The resurgence of U.S. economic and political power in the 1990s momentarily put such fears to rest. But recently, a new threat to the sustainability of U.S. hegemony has emerged: excessive dependence on foreign capital and growing foreign debt. As former Treasury Secretary Lawrence Summers has said, "there is something odd about the world's greatest power being the world's greatest debtor."
The U.S. economy, according to doubters, rests on an unsustainable accumulation of foreign debt. Fueled by government profligacy and low private savings rates, the current account deficit--the difference between what U.S. residents spend abroad and what they earn abroad in a year--now stands at almost six percent of GDP; total net foreign liabilities are approaching a quarter of GDP. Sudden unwillingness by investors abroad to continue adding to their already large dollar assets, in this scenario, would set off a panic, causing the dollar to tank, interest rates to skyrocket, and the U.S. economy to descend into crisis, dragging the rest of the world down with it.

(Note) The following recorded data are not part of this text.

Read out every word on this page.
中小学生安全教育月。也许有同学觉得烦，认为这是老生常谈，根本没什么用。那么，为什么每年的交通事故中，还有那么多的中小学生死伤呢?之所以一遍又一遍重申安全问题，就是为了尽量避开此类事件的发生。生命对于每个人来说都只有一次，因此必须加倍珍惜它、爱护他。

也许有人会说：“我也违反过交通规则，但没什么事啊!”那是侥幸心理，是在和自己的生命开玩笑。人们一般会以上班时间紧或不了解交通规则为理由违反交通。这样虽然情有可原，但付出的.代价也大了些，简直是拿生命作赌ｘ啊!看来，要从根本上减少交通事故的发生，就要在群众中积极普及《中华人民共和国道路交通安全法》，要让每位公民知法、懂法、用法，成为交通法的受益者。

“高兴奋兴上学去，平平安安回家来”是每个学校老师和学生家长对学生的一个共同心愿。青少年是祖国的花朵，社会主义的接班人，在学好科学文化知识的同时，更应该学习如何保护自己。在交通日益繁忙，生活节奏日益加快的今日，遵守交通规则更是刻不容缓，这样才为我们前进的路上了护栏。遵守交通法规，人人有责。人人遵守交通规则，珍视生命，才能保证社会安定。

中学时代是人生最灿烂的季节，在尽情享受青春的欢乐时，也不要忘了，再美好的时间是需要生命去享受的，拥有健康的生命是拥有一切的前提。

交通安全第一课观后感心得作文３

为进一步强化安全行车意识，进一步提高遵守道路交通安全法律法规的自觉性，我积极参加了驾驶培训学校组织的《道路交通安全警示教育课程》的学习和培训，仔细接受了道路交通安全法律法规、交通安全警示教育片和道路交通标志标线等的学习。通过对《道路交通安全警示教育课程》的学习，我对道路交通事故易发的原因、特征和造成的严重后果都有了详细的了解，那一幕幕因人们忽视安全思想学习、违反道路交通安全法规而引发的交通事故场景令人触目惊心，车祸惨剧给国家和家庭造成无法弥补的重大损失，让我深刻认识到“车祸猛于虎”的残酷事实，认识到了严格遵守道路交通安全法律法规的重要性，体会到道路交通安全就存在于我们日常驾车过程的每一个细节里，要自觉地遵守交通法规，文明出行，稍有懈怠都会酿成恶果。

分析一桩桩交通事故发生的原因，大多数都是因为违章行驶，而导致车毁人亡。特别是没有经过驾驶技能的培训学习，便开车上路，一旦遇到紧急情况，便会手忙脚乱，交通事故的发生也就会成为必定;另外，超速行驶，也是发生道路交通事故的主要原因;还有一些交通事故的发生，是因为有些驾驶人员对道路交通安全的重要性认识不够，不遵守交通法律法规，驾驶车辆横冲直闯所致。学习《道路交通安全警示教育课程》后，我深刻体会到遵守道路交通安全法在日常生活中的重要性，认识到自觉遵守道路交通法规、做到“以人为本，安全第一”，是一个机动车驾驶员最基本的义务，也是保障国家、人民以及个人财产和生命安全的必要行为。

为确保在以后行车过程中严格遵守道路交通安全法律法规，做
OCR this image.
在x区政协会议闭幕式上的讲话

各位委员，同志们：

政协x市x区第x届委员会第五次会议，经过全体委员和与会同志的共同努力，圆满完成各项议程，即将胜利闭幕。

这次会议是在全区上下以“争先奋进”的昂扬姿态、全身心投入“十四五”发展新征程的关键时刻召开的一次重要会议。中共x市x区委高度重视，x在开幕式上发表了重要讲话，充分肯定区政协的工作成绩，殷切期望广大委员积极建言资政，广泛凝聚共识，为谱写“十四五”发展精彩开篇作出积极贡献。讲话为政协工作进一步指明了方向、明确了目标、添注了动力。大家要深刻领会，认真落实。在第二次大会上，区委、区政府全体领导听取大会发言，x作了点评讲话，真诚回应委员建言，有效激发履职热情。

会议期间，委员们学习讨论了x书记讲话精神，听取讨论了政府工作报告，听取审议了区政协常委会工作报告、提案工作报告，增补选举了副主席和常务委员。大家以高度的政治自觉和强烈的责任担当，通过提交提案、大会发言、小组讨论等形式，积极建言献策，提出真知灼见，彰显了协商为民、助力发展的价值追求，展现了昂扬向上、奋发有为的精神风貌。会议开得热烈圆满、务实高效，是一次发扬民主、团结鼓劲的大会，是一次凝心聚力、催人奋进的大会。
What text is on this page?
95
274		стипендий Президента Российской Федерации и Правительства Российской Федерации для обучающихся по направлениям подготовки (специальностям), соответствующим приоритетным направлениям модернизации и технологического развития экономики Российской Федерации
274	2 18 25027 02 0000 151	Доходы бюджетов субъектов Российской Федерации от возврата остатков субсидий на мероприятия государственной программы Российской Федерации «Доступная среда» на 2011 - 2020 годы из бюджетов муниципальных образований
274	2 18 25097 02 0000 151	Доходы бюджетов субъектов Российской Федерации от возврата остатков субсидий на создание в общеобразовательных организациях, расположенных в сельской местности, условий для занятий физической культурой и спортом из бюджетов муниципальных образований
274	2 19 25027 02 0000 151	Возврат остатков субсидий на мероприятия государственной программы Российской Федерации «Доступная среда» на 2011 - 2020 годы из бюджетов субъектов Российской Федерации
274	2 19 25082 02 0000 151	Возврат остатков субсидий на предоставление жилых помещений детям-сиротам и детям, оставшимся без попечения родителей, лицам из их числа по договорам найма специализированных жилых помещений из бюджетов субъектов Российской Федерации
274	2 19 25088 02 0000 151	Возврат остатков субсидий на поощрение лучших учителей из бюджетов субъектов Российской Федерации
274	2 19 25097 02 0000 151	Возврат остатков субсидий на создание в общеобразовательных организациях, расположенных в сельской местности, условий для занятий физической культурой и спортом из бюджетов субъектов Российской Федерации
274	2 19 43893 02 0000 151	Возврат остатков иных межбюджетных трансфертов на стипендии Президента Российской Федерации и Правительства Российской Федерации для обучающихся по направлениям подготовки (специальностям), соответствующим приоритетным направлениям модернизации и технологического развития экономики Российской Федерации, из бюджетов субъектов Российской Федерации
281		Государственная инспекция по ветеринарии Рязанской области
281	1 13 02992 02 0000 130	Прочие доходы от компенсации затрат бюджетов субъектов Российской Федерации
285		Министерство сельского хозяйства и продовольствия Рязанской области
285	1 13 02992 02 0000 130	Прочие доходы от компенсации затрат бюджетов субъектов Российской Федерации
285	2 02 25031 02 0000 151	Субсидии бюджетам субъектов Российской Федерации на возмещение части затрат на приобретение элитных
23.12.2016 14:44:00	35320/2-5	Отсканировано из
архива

Despite the persistence and pervasiveness of this doomsday prophecy, U.S. hegemony is in reality solidly grounded: it rests on an economy that is continually extending its lead in the innovation and application of new technology, ensuring its continued appeal for foreign central banks and private investors. The dollar's role as the global monetary standard is not threatened, and the risk to U.S. financial stability posed by large foreign liabilities has been exaggerated. To be sure, the economy will at some point have to adjust to a decline in the dollar and a rise in interest rates. But these trends will at worst slow the growth of U.S. consumers' standard of living, not undermine the United States' role as global pacesetter. If anything, the world's appetite for U.S. assets bolsters U.S. predominance rather than undermines it.